Q5 外科治療ときくと、恐ろしい気がします。大丈夫なのでしょうか?
Q6 インプラントの手術時間はどのくらいですか?
Q7 手術中に問題が起こった時はどうするのですか?
Q8 術中の痛みはないのでしょうか?
Q9 手術のあと痛くなったり、腫れたりしないのですか?
A. 麻酔をかけるので、まず痛みを感じることはありません。
「友だちがある歯医者さんでインプラントをしてもらったんですけれど、すごく痛かったっていうんです。インプラントってそんなに痛いんですか」患者さんからこんな質問を受けるたびに、私はいつも首をかしげます。いったい、それほど強い痛みを我慢しながら、手術を受けることができるのだろうかと。
インプラント治療では骨を深く削る外科手術を行います。がまんできるような痛みではないし、痛みがある状態では、骨を削ることはできません。 では、なぜそのお友だちは痛かったのか。 一つ考えられるのは、途中で麻酔が切れてしまったのではないか、ということです。
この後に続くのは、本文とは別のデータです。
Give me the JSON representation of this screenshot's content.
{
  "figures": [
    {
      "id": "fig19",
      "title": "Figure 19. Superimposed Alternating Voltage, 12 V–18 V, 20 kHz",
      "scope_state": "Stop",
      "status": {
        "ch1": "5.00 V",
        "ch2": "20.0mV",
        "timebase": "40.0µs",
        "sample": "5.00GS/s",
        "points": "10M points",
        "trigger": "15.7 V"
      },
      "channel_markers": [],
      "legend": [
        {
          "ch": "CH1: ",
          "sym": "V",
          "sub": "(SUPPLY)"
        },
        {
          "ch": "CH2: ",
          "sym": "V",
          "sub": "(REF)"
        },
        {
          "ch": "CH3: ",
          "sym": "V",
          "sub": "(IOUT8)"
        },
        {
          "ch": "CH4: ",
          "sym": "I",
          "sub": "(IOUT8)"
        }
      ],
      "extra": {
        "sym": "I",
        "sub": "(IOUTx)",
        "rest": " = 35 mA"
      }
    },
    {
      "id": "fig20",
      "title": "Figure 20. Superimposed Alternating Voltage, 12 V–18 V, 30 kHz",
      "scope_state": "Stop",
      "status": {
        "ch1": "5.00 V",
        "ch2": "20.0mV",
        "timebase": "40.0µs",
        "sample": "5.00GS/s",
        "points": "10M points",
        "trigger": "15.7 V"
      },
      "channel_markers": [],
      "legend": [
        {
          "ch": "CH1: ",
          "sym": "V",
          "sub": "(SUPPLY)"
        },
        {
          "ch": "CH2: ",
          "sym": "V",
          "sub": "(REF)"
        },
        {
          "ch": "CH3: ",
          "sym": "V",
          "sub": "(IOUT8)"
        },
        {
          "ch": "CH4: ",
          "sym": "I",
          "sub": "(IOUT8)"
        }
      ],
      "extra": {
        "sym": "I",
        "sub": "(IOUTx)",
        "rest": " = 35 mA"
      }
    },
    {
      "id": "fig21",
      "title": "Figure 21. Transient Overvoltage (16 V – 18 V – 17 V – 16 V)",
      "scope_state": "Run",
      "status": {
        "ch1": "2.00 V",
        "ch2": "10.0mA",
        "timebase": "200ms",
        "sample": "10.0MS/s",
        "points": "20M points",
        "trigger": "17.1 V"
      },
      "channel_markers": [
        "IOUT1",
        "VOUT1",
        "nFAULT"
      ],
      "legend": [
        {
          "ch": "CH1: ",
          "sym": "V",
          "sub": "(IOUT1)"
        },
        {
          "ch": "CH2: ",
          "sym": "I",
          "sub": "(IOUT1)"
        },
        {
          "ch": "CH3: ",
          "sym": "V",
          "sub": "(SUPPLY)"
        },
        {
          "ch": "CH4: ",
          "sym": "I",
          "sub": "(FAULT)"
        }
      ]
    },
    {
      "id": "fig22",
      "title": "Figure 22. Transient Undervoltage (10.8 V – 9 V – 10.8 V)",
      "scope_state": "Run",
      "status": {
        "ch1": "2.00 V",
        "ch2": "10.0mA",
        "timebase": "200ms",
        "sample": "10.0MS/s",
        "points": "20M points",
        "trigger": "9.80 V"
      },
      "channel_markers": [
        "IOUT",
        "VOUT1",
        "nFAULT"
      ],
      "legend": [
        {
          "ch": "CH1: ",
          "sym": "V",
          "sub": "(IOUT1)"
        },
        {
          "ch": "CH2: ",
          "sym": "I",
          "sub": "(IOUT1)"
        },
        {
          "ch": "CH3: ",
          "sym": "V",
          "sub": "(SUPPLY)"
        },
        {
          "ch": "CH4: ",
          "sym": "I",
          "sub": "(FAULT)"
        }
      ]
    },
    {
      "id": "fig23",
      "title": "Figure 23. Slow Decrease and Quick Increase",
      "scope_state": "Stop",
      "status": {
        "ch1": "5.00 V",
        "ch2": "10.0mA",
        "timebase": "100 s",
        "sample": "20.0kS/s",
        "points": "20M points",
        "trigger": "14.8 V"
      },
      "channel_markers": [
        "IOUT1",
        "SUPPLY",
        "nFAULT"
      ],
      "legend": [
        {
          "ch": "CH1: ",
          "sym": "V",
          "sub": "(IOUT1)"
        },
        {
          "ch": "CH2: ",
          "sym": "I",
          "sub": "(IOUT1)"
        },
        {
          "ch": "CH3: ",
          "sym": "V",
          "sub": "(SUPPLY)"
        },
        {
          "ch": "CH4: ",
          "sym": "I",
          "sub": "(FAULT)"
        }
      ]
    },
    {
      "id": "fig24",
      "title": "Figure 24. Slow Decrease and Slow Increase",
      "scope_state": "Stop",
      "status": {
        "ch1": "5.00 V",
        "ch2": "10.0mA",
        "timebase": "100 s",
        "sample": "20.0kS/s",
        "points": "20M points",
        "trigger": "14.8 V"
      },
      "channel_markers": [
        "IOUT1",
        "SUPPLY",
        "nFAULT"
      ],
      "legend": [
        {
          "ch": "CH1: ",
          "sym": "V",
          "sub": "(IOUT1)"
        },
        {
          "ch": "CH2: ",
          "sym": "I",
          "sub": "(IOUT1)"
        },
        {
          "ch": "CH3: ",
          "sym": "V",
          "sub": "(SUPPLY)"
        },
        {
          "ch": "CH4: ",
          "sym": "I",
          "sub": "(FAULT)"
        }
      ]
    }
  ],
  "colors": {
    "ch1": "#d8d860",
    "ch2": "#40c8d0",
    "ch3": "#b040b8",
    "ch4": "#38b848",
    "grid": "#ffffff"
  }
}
インプラントの麻酔では、骨を覆っている骨膜に麻酔液を注入します。すると、骨膜からじわじわと麻酔液が骨に浸透していきます。だから、骨を削っても痛みが起こらないわけです。 ただ、骨を削るときに、骨が摩擦でオーバーヒートを起こさないように、生理食塩水(血液中の血漿と浸透圧の等しい溶液)をかけるため、麻酔液が流されて、麻酔が通常の治療に比べ、早く切れてきます。そこで、時間を見計らって切れる前に追加麻酔を行います。このようにきちんと管理すれば、まず痛みは生じません。
追加麻酔を適切に行えば問題ないわけですが、麻酔をする場所は切開する前と後では多少異なります。切開をし、骨膜を骨から遊離させると通常の位置に麻酔を行っても非常に効きにくくなってしまいます。追加麻酔は骨膜の付着している場所にしか効きません。インプラント窩を形成中であれば、その形成窩に注入する追加麻酔はよく効きます。また、皮下より追加麻酔を行うこともあります。いずれにしても、麻酔が切れる前に行う麻酔ですから、作業そのものに痛みはないといえるでしょう。
なお、麻酔をかけるときの痛みを心配される方がいるようですが、最近では無痛麻酔といって、子どもでも泣かない方法が普及しています。これはクリーム状の麻酔を歯肉に塗った後、注射で麻酔を入れ、それが浸透してから奥へ注射するというように、丁寧に行えば痛みをまったく伴わないもので、インプラントの治療に限らず、一般歯科治療でもごくあたりまえに行われている麻酔方法です。